I waited as the Lanista, still in her helmet, gathered her gear and left through a far archway without a backward glance. Thalestris sheathed her sword on her hip and lifted off her own helmet, tucking it under her arm, and walked toward me. I expected some kind of punishment, or at least a thorough tongue-lashing, for having intruded, but she just smiled at me coolly.
“Perhaps one day you will fight like that, yes?” she said.
“Like you? Or the Lanista?”
She laughed, a throaty chuckle that sounded almost like a warning growl, and shook her head. “You should have seen her back in her arena days,” she said. “After her accident she retrained herself to fight in a way that turns injuries into assets, weakness into strength. But you should have seen her then. She was the original, and she was the best.”
“What do you mean, she was the original?” I asked, suppressing the urge to boast that one day I would be best. Better than both of them.
“The original gladiatrix.”
“She was?”
Thalestris nodded. “Caesar sent her into the arena as the first woman ever to compete in the ludi—well, the first of two—and the mob in the stands went wild with excitement.”
“Who did she fight against?” I asked.
“She fought against a Scythian captive like myself—the Greeks and the Romans call us Amazons—and she won the day brilliantly.”

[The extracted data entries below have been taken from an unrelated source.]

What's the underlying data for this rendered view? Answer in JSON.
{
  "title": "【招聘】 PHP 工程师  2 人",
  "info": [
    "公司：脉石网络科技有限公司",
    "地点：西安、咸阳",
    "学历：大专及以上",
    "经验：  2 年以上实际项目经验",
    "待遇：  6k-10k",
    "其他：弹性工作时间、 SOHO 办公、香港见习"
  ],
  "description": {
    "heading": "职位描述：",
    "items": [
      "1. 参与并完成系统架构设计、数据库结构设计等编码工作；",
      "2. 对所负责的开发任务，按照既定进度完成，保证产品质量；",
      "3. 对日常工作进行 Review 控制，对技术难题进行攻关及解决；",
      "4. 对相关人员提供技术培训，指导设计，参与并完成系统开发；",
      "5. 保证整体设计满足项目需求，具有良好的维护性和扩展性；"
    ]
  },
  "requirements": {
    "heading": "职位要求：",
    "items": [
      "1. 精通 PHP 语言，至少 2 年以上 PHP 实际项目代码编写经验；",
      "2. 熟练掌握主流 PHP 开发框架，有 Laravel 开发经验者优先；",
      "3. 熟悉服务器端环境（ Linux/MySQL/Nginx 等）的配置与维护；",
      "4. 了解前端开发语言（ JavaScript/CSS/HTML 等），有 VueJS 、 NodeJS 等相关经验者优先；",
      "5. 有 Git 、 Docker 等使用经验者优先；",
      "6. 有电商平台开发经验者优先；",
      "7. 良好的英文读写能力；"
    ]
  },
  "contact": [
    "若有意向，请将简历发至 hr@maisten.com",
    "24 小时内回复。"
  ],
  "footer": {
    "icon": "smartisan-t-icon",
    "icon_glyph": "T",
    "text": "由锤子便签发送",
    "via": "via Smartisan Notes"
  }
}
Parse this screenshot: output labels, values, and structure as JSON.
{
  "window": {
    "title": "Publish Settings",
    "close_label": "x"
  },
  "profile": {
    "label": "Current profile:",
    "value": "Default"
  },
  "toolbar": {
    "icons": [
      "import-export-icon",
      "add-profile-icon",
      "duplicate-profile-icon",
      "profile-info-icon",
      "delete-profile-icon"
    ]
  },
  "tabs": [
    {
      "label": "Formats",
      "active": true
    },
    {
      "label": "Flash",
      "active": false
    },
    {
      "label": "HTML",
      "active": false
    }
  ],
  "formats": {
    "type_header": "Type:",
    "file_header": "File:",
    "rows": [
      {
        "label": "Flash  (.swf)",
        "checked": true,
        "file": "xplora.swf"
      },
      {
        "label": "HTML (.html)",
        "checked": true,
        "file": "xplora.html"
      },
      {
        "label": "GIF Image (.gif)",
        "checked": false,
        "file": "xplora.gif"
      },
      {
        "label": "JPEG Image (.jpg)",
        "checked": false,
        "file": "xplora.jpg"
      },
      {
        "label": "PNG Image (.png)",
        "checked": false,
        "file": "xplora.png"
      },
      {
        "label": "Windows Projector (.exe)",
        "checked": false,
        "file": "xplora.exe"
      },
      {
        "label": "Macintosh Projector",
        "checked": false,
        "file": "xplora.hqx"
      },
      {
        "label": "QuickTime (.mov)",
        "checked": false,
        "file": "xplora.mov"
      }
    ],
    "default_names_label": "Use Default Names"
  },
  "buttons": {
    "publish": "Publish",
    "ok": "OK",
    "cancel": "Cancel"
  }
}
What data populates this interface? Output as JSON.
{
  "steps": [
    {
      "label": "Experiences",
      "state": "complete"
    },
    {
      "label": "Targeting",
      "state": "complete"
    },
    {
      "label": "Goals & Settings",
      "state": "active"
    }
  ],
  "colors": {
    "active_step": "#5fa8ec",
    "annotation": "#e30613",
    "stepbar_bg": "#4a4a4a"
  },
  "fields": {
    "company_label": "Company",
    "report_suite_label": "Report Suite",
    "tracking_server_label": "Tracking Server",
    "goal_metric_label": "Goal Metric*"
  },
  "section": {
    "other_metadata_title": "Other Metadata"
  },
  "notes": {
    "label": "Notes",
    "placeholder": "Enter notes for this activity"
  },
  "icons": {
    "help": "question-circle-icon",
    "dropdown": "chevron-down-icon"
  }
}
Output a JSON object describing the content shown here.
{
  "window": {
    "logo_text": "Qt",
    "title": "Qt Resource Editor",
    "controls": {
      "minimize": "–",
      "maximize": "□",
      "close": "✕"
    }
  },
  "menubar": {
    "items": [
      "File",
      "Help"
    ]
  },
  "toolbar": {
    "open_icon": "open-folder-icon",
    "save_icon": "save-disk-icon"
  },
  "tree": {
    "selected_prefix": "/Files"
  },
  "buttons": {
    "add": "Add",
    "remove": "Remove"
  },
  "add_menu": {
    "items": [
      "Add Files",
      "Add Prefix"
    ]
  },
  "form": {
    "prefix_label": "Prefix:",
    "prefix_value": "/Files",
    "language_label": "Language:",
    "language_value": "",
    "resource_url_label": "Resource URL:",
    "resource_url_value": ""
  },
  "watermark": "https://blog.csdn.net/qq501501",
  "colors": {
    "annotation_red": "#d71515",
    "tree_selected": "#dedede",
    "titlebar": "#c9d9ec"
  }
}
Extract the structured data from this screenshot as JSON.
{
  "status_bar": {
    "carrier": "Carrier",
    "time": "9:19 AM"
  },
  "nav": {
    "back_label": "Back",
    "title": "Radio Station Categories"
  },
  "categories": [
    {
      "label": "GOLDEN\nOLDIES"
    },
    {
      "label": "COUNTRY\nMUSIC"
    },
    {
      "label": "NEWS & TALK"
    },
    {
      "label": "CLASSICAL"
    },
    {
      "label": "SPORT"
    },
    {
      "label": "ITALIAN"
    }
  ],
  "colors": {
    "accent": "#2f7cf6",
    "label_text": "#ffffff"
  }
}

“Did you know the other warrior?”
“She was my own sister.”
“What happened to her?”
Thalestris looked at me. “She lost the day,” she said. “Not quite so brilliantly. I honor her memory.”
I stared at her. “Achillea killed your sister and now you work for her?”
The very idea was abhorrent to me. I could barely stand living in a place owned by Caesar, the man whose soldiers my own sister had died fighting. The thought of working closely, day after day, with someone who had my kin’s blood on their hands was unthinkable. Amazons were either heartless or spineless.
But even though I knew my disgust must have shown in my expression, Thalestris’s eyes never wavered from my face, and her gaze remained placid as she said, “When Caesar eventually gave her this ludus to run on his behalf, the Lady Achillea came to me and asked for me to be her Primus Pilus—her First Spear—the head trainer of the gladiatrices. She respected my skills as I respect her.” She lifted her head proudly. “Of course I accepted. I am descended from an eternal line of warrior women. I cannot not fight.”
I thought of all the times I’d said almost those exact same words—to Mael, to Sorcha . . .
“I came to Rome a captive just like you,” Thalestris said. “And I am still a slave. But now, thanks to this place, I am also a teacher. I’m proud to have been given the opportunity to pass along the skills and knowledge of my ancestresses. And the gladiatrix in the arena, thanks to us, is no longer a freakish curiosity as it was in the early days of Achillea’s first fights. Even the men, the gladiators of the Ludus Maximus, respect us now.”
Maybe so, I thought. But even from my limited interactions with the Romans, I also knew perfectly well that those same gladiators were still considered infamia by the patrician class and the plebs alike. Dishonorable. On a level with the whores and the gravediggers, those who fought and died in the arena were considered tainted. So what did it matter if they respected us or not?
“Go.” Thalestris put a hand on my shoulder and nodded toward the barracks. “Sleep. Wake. Eat. Fight. That’s all you need to do until tomorrow night.”
She left me there in the darkness, thinking about what she’d just said.